I've been reading this Marvel Comics series called Annihilation - it's a story that involves intergalactic empires, creatures that want to destroy the universe, unimaginable energies, etc. A far cry from Spiderman and the Green Goblin and similar human-scale conflicts.

It made me think about how a lot of science fiction suffers from a sort of power-level inflation in longer stories. Some examples - the Uplift Saga by David Brin - 6 books, starting with Sundiver, where the big deal is a ship that can travel to the inside of the sun, that finds relatively plausible creatures living inside, and ending with Heaven's Reach, which includes creatures living in "quantum foam" and the mimetic realm.

Or E. E. "Doc" Smith's Lensman series - if I remember correctly (which is never a safe assumption) the books start with a character tinkering with his sewing machine and watching it fly out the window at extremely high speed (having just invented FTL travel or something like that) and ending with people throwing stars at each other using the power of their minds. Or am I mixing in elements of Pel Torro's "Galaxy 666"? Anyway, at the end of the Lensman books I know somebody was using mental powers to do something with stars.

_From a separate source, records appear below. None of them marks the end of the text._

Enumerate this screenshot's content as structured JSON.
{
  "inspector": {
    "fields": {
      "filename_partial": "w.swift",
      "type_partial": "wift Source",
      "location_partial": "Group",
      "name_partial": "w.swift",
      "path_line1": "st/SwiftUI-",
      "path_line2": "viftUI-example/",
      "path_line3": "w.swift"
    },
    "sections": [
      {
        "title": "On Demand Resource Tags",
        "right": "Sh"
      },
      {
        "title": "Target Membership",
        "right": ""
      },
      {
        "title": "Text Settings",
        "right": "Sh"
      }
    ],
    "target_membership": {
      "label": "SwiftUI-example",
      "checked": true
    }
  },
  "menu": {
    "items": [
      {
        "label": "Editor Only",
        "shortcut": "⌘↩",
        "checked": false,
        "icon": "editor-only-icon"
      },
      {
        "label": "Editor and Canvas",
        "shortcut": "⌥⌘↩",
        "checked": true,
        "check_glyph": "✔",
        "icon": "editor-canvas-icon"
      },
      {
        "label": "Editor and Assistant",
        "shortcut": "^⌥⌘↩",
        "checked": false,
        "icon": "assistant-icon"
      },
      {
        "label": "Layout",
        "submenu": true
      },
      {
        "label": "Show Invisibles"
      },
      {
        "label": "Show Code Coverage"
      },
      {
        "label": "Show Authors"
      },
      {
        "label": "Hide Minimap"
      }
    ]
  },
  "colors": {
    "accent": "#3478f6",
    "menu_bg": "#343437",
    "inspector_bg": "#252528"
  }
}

Other examples include the Dune books, Riverworld, Dragon Ball, and lots of others. The point is that every entry in the series has to top the previous one in terms of scope and power of characters.

This doesn't seem to happen in other genres where series are the rule. As Agatha Christie's books go on, Miss Marple doesn't go from solving a murder in her small village to foiling international villains, 007-style. The Sopranos didn't go from controlling Northern New Jersey to taking over South American countries and building nuclear arsenals. Even Scooby Doo didn't move up to fighting galactic infestations of zombies, Peter Hamilton-style.

I wonder if this is because Sci Fi isn't constrained by what actually is plausible, but rather what could be, with the restriction that it not obviously violate known laws of science. Or maybe because Sci Fi readers and writers are optimistic by nature about the possible limits of human power and ingenuity? Or because science in general is about advancement and progress, while other genres are primarily concerned with human nature, which as we know doesn't change.